Утром, накормив Андрюшу и блаженно согревшись у печки, что-то поев, я шла на свою новую работу. Я забыла переулок в центре Москвы, где был Москустпром. Попав туда по протекции человека, помнившего умершего мужа моего, Маврикия Александровича, я занималась какими-то проверочными подсчетами в калькуляционном бюро. Им ведала женщина в английской кофточке и в пенсне, презиравшая меня и «тонко» скрывавшая это из-за своей подчиненности нашему начальнику – моему покровителю. В плату мы получали паек нержавых селедок, мешочки крупы и фунтики давно забытого сахара, хлеб и еще какие-то нежданные артикулы полузабытой еды, и мы жадно их уносили. Все это (а главное, мое мучение – калькуляции) было так похоже на сон, что недолго оставалось явью: я стала писать сказку обо всем этом (сказка – «Сон»…).
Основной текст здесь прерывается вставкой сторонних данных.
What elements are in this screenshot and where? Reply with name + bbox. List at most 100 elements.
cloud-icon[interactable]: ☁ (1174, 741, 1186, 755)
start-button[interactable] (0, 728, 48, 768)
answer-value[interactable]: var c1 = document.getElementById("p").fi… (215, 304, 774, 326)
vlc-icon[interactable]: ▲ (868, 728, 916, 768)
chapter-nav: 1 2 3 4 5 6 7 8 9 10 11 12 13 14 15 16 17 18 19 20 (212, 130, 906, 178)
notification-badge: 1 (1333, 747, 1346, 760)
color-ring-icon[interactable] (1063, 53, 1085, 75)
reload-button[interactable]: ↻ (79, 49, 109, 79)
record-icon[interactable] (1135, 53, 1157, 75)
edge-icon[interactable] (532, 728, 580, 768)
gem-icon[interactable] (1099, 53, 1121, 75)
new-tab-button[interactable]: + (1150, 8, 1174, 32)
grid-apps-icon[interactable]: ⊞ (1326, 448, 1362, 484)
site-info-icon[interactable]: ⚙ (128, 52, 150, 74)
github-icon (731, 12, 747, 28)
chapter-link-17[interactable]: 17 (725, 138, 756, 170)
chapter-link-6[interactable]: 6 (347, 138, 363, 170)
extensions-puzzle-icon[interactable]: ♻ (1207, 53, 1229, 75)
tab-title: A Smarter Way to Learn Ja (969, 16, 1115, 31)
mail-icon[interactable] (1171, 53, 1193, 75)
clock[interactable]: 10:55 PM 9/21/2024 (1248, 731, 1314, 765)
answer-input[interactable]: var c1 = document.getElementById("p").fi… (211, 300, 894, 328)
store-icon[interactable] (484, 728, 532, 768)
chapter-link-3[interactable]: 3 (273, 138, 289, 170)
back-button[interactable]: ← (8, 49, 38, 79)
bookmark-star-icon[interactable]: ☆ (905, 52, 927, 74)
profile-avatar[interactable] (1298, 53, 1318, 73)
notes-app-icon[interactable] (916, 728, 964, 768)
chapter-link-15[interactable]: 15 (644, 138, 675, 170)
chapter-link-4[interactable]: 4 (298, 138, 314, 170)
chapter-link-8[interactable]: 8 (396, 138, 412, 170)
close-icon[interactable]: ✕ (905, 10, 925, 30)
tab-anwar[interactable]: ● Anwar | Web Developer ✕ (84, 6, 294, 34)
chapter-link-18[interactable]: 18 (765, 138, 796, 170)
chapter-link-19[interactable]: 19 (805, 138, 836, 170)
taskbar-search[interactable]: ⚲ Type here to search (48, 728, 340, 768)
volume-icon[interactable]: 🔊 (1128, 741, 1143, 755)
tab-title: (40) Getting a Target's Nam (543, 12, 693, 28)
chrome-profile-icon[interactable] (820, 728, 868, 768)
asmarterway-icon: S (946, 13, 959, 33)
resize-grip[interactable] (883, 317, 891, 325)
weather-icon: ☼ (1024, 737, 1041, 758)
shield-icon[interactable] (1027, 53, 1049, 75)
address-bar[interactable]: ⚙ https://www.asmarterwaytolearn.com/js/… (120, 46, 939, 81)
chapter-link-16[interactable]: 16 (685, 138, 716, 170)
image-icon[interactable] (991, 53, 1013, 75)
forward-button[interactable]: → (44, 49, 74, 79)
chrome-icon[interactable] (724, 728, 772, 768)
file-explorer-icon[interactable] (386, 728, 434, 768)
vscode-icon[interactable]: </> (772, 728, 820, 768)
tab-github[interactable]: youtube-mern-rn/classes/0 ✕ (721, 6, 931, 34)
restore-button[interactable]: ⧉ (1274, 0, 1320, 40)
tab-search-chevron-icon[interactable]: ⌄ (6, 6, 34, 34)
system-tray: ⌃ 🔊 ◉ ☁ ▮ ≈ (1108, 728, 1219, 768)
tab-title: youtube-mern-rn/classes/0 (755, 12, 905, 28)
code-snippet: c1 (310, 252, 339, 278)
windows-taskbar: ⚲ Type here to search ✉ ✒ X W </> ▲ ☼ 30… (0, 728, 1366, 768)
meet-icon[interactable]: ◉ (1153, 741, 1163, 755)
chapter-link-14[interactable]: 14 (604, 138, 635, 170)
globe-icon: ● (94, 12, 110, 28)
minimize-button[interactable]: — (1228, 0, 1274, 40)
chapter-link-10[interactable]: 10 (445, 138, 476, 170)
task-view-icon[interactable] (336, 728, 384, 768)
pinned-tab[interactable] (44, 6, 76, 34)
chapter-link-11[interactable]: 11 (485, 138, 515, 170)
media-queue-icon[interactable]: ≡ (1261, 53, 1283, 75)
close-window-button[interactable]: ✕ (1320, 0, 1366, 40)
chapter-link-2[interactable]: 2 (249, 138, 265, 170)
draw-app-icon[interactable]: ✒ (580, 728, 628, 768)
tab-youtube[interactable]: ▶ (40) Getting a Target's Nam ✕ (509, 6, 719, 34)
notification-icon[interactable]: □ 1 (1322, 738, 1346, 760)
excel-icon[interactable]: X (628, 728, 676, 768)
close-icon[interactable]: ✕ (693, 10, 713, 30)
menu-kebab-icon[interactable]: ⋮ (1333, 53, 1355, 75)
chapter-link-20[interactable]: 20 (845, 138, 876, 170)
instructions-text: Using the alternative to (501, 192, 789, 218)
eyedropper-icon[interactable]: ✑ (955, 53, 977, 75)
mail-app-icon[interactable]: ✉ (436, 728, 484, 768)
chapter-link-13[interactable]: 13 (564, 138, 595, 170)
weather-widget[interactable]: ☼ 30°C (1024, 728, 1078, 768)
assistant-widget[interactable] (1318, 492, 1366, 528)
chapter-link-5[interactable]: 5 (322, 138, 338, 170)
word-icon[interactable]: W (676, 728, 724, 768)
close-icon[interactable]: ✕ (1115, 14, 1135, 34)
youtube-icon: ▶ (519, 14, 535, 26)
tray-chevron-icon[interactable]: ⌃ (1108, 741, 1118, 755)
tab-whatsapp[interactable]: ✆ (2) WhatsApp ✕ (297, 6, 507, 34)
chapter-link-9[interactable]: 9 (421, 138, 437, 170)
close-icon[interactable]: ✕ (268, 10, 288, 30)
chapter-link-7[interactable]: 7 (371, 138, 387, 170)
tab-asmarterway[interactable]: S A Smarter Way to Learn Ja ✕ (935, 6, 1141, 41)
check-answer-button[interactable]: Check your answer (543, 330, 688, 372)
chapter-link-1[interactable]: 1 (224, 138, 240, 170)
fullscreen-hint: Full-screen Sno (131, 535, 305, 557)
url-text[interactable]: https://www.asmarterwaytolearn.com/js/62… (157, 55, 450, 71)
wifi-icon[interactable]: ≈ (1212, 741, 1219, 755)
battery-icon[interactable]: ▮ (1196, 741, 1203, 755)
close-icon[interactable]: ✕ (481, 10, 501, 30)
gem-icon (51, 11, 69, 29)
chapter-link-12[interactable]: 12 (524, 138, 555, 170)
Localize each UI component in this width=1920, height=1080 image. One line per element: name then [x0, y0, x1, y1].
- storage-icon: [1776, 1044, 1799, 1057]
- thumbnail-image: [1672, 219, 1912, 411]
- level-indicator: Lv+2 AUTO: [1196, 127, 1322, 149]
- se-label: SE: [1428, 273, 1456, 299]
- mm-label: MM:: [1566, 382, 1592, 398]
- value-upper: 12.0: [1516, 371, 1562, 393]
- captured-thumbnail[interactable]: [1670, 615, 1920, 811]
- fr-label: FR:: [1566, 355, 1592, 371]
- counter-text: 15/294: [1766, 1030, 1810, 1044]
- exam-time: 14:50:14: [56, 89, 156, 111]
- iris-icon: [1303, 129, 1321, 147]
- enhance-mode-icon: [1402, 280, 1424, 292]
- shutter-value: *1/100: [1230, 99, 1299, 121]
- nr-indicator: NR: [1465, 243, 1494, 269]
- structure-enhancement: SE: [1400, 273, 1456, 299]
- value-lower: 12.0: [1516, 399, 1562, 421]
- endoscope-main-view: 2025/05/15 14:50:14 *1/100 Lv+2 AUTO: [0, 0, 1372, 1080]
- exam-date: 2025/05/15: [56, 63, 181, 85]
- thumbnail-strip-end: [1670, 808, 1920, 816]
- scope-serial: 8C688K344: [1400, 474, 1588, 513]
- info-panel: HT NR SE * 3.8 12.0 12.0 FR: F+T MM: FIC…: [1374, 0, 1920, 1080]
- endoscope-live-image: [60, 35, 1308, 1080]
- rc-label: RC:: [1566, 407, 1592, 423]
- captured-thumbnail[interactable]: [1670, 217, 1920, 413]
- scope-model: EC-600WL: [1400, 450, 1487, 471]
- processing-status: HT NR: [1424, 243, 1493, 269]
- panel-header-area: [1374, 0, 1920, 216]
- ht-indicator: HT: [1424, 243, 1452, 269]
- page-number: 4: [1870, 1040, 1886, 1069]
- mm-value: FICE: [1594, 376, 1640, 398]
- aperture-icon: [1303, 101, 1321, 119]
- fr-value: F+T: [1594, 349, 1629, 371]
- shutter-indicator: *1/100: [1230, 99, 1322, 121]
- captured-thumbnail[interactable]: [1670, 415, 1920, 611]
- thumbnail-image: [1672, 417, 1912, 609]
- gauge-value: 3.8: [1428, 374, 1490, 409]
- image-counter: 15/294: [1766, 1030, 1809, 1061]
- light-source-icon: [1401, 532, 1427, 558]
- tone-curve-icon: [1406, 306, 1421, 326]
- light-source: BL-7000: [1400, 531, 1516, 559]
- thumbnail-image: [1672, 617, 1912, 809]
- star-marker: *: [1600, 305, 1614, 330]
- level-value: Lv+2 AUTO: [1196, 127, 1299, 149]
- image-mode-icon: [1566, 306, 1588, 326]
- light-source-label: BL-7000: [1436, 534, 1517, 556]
И тогда мне стало легко жить. В сказке я была не я, а пятнадцатилетняя девочка, а мой начальник был почти такой, как в яви: маленький, плотный, воплощение энергии (в сказке же – всемогущества), круглолицый, глаза навыкате, шаг пружинный и легкий, почти беззвучный, сапожки черно блестели – было что-то неуловимо-автомобильное во всем этом, и не скоро сказалось, но оказалось, что он – король жуков, автомобильный король, американский король. Единственно, что в сказку вплыло совсем такое, как в яви, – это была женщина-калькулятор; ее нельзя было ни выдумать, ни преувеличить, так преувеличена и выдумана она была. И еще – действующие лица были снежинки, верней, буран, заметавший Москву в часы, когда, сжав под мышкой кусок хлеба и селедку, служащие спешили домой по Никольской и исчезали во мгле. А потом, как автомобильный рожок, был вызов всех служащих в стеклянное бюро начальника (всех, кроме девочки. Она сидела одна с калькуляциями). Экстренно обсуждалось, кого сократить, – пришло «сокращение». Что было за стеклом – неизвестно. Но девочка, что-то быстро, тайно вписывавшая в тетрадь, спрятанную под калькуляциями, записала (девочка в сказке тоже писала сказку), что король жуков хлопнул рукой по столу и, оспариваемый всеми (особенно женщиной-калькулятором), о выдвинутой кандидатуре на сокращение крикнул: «Девочка – останется!»